Nevertheless, the difference between JDK8 lambdas and closures is worth a note as it is good to know. There is a nice write-up about many the things you can do with JDK8 lambdas in this blog post. Here is some sample code from it: 


List<String> names = Arrays.asList("Alice", "Bob", "Charlie", "Dave");
names

   .mapped(e -> { return e.length(); })
   .asIterable()
   .filter(e -> e.getValue() >= 4)
   .sorted((a, b) -> a.getValue() - b.getValue())
   .forEach(e -> { System.out.println(e.getKey() + '\t' + e.getValue()); });


We can also reference a static method:


executorService.submit(MethodReference::sayHello);
private static void sayHello() {
        System.out.println("hello");
}


The lambda FAQ says about the restriction on local variable capture explained in this article: "The restriction on local variables helps to direct developers using lambdas aways from idioms involving mutation; it does not prevent them. Mutable fields are always a potential source of concurrency problems if sharing is not properly managed; disallowing field capture by lambda expressions would reduce their usefulness without doing anything to solve this general problem.". 
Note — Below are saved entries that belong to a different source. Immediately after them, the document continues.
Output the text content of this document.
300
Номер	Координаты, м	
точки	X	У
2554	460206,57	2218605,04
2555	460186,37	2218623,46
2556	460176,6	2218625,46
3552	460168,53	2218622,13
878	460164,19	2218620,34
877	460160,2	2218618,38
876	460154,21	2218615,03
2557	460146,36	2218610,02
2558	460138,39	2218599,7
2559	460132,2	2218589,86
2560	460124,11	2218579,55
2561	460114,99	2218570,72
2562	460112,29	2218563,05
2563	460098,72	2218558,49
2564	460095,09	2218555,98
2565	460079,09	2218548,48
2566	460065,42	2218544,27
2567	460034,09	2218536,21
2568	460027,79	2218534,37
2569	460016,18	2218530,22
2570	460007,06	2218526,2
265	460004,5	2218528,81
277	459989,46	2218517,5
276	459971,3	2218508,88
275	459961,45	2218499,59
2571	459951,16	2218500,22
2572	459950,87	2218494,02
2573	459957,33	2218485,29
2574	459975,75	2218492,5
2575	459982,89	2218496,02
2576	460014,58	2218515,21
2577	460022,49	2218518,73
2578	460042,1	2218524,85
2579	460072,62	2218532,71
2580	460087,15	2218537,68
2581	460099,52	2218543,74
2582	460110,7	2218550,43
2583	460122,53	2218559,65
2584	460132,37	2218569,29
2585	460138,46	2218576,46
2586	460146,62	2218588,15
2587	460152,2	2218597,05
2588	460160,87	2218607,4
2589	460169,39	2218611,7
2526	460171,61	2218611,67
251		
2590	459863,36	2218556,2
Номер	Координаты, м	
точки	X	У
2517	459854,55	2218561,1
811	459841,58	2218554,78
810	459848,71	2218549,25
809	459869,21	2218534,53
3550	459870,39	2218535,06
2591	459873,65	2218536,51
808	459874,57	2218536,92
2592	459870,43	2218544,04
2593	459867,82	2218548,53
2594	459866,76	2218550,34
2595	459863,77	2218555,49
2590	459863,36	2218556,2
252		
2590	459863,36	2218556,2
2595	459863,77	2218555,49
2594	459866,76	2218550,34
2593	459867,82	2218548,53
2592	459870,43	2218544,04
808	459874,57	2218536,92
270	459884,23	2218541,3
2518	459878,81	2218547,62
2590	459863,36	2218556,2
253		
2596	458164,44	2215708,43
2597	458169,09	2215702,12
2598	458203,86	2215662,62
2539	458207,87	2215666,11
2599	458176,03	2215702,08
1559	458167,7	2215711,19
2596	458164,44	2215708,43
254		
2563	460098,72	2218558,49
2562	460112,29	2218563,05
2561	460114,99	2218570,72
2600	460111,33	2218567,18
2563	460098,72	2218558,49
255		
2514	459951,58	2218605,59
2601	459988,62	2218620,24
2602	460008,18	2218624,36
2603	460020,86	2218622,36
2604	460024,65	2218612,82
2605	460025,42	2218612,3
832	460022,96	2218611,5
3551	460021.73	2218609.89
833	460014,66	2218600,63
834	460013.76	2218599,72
The author is making the point here that immutable variables, like those declared final, cannot be changed inadvertently by some other thread. A free variable referenced from within a closure expression (but declared outside the closure) is allocated somewhere on the heap, which means that it is not local to some specific stack (hence it is free). Being allocated on the heap a free variable can be seen by all other threads as well. This way a free variable can effectively become a variable shared between threads for which access needs to be synchronized to prevent stale data from happening. So the finalness restriction for JDK8 lambdas helps in avoiding that kind of trouble. Note, however, that this is only true for simple types or objects that are not nested as can be seen in the sample code in the beginning of this text with the single-element-array sumArray: the final variable sumArray cannot be re-assigned, but the single element it holds can be changed any time.